So one of our readers asked us this question the other day: How does mental or emotional stress manifest with different physical symptoms (i.e. pimples, nausea, panic attacks, etc.)?
ANSWER
When you are faced with danger, the threat of danger, or sometimes, even the idea of danger, your body reacts with what is called the “fight or flight” response, which I’ll call the stress response. Stress is a threat to your well-being, so your body perceives this as danger.
Your body prepares itself to protect you. It does this by releasing a hormone, epinephrine, aka adrenaline, into your bloodstream. Adrenaline constricts your veins and arteries, as well as increases your heart rate and breathing rate, so that oxygen rich blood can be delivered. It also diverts blood flow away from the digestive system since its not terribly important right now (this causes the nausea). This is to prepare you to either fight the danger, or flee from it. Either way you’re going to need lots of oxygen delivered quickly to your muscles.
When your body reacts to mental or emotional, rather than physical stress, it still reacts the same way. Quick anecdote – I suffer from anxiety. About a year ago, I was in a bus accident and got thrown across the bus. It was terrifying (mental stress) and I did a pretty wicked faceplant (physical stress). What I noticed was that my physical reaction was almost identical to a panic attack I had a few months earlier.
Basically, your body is preparing you for some kind of physical throwdown when you’re stressed. But, there’s nothing to fight, especially when it’s something like an essay that’s half done and due in three hours, so you just have to ride out the adrenaline. So, you get a racing heart, hyperventilation, numbness in the fingers and toes, nausea, inability to stay still.
These are the short-term effects. The long lasting effects come from the release of a hormone called Cortisol, a.k.a. the stress hormone. This hormone has been proven to cause many of the symptoms that you associate with the negative effects of stress, such as weight gain/loss, getting sick more often, body fat redistribution, etc.
More over, long-term exposure to high levels of cortisol can cause many abnormal conditions that people generally associate with depression and anxiety, such as disruptions in your sleep wake cycle (circadian rhythms) and disrupted learning (causes inhibition in memory formation in the hippocampus). These long term effects are usually what people imagine when they think of negative stress.

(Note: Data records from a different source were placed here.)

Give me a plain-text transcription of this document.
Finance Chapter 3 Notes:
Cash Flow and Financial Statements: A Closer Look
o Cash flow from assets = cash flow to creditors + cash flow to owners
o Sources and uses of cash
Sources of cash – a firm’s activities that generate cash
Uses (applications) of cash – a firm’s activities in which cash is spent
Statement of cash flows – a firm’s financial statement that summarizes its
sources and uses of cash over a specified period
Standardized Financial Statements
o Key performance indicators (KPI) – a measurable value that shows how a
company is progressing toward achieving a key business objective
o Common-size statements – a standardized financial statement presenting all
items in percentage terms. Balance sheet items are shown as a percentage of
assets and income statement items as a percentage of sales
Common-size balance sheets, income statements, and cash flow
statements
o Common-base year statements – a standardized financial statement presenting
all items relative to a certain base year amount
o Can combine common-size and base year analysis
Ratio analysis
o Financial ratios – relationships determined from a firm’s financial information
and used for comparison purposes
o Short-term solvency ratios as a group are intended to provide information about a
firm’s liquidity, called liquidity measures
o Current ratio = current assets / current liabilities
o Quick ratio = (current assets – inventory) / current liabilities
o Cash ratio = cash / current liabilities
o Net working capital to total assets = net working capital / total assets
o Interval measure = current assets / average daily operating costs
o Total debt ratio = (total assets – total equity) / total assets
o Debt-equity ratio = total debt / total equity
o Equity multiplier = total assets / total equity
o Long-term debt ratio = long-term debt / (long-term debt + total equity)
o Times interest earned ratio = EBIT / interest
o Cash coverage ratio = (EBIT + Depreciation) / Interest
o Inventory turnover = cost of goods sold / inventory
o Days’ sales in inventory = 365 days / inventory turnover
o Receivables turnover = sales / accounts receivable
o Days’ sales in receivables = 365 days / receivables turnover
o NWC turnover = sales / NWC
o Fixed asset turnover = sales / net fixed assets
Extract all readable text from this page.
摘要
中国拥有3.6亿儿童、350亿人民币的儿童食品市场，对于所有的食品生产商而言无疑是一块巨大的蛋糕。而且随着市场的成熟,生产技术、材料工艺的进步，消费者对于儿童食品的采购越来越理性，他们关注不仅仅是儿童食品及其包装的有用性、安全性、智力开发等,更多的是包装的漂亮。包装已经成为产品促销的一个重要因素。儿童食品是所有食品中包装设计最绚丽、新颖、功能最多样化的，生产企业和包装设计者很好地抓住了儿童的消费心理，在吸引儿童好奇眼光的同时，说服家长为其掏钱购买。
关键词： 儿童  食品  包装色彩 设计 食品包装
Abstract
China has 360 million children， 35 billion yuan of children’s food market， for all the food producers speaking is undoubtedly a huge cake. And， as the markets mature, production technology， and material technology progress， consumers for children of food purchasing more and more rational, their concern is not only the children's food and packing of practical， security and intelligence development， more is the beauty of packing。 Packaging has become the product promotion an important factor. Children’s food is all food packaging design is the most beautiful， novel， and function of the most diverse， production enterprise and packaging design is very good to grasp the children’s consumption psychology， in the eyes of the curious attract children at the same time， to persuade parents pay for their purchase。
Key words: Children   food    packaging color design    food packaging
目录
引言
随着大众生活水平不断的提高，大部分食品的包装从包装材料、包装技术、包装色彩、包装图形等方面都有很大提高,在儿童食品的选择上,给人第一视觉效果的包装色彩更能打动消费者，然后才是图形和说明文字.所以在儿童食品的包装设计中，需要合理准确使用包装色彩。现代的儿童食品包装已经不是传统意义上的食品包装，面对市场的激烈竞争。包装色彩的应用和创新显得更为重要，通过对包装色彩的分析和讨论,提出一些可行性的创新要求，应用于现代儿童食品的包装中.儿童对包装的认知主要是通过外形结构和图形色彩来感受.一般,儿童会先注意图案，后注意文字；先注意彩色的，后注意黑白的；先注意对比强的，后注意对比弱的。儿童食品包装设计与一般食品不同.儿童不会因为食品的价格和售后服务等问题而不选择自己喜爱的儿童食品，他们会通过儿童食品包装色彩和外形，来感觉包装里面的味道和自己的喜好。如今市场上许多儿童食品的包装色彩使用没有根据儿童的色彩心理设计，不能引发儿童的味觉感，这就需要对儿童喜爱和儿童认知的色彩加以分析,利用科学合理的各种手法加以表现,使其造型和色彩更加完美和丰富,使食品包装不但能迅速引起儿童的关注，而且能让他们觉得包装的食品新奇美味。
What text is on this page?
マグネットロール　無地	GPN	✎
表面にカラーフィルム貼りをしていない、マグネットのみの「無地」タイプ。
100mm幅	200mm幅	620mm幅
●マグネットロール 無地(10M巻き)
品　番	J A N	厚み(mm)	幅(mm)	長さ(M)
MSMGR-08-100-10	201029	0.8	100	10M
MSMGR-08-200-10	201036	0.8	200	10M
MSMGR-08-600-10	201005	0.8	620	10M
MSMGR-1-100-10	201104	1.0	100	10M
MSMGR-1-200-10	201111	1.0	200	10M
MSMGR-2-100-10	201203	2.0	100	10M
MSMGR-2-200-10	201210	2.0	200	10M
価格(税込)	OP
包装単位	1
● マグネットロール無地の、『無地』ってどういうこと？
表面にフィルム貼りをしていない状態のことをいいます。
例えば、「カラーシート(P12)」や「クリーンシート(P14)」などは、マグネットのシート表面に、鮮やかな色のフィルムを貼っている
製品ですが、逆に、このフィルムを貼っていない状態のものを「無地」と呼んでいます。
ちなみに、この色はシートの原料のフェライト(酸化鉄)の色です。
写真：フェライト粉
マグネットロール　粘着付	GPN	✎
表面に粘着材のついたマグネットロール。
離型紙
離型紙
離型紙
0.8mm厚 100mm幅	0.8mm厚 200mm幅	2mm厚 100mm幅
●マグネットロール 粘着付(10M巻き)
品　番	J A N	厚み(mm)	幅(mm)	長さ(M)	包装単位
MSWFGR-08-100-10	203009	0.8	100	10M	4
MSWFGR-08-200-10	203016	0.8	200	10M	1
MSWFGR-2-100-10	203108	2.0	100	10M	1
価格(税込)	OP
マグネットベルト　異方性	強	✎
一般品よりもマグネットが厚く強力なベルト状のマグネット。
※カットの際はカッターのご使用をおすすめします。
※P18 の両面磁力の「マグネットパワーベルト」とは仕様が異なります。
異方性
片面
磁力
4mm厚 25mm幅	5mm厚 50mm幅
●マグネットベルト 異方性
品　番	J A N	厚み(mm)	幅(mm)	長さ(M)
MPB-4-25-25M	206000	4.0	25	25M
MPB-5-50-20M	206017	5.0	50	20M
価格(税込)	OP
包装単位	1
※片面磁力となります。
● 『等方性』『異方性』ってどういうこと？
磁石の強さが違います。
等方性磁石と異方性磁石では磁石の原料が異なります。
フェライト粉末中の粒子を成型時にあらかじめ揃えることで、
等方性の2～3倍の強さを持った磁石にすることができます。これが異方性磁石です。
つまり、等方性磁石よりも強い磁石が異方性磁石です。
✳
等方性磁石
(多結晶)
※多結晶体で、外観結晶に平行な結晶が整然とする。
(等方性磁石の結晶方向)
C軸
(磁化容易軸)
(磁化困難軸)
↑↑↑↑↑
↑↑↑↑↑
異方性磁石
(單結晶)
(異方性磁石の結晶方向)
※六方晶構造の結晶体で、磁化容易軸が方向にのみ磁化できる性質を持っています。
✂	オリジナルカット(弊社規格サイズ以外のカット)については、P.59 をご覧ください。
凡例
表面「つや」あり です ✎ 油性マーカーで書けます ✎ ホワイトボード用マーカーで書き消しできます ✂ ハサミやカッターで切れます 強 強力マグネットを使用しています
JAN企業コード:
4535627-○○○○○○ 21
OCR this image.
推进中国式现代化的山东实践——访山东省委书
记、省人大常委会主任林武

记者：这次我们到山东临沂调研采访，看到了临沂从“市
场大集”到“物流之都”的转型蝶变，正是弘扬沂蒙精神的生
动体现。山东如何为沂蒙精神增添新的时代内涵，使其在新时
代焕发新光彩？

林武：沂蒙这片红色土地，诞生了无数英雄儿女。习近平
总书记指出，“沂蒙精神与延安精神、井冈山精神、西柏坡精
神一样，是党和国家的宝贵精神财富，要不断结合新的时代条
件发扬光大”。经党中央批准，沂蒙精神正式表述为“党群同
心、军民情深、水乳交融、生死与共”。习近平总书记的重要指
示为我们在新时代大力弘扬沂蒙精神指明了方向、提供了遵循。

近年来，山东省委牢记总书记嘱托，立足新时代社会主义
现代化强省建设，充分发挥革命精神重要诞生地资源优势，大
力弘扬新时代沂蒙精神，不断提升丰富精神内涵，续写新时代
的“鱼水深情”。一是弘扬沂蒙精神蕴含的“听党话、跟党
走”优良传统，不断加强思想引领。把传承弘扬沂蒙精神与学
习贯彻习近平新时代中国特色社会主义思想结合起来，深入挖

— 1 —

Chronic stress can lead to a condition known as General Adaptation Syndrome. This condition is divided into three phases:
- Alarm phase – This phase is essentially divided into two sub-phases. The first of which mimics Addison’s disease in which hypo-secretion of corticoid and mineralocorticoid secretion results in hypovolemia, which can cause shock. The second sub-phase is initiated by hypothalamic stimulation via sympathetic activation. At this point, epinephrine and cortisol are elevated causing hyperglycemia, tachycardia, and increase in blood pressure.
- Resistance phase – This phase is a continuation of the latter part of the alarm phase, where cortisol production increases blood glucose and causes hyperaldosteronism. This also causes an increase in tetraiodothyronine synthesis, which causes an increase in metabolism. This increase in metabolic function along with the catabolic properties of cortisol produces symptoms similar to Cushing’s disease.
- Exhaustion phase – Prolonged exposure to these hormones can eventually cause issues like peptic ulcers, failure of the beta cells in the pancreatic islets, suppression of the immune system, wasting of skeletal muscle, and angina.
In my case the stress hit me in the stomach, i got naueau eveytime i tryed to use a public transportation system or a car.
Took a while and a therapie to get rid of this crap. If i am stressed it sometimes comes back, but know that i know that it is just in my head i can manage it quite well.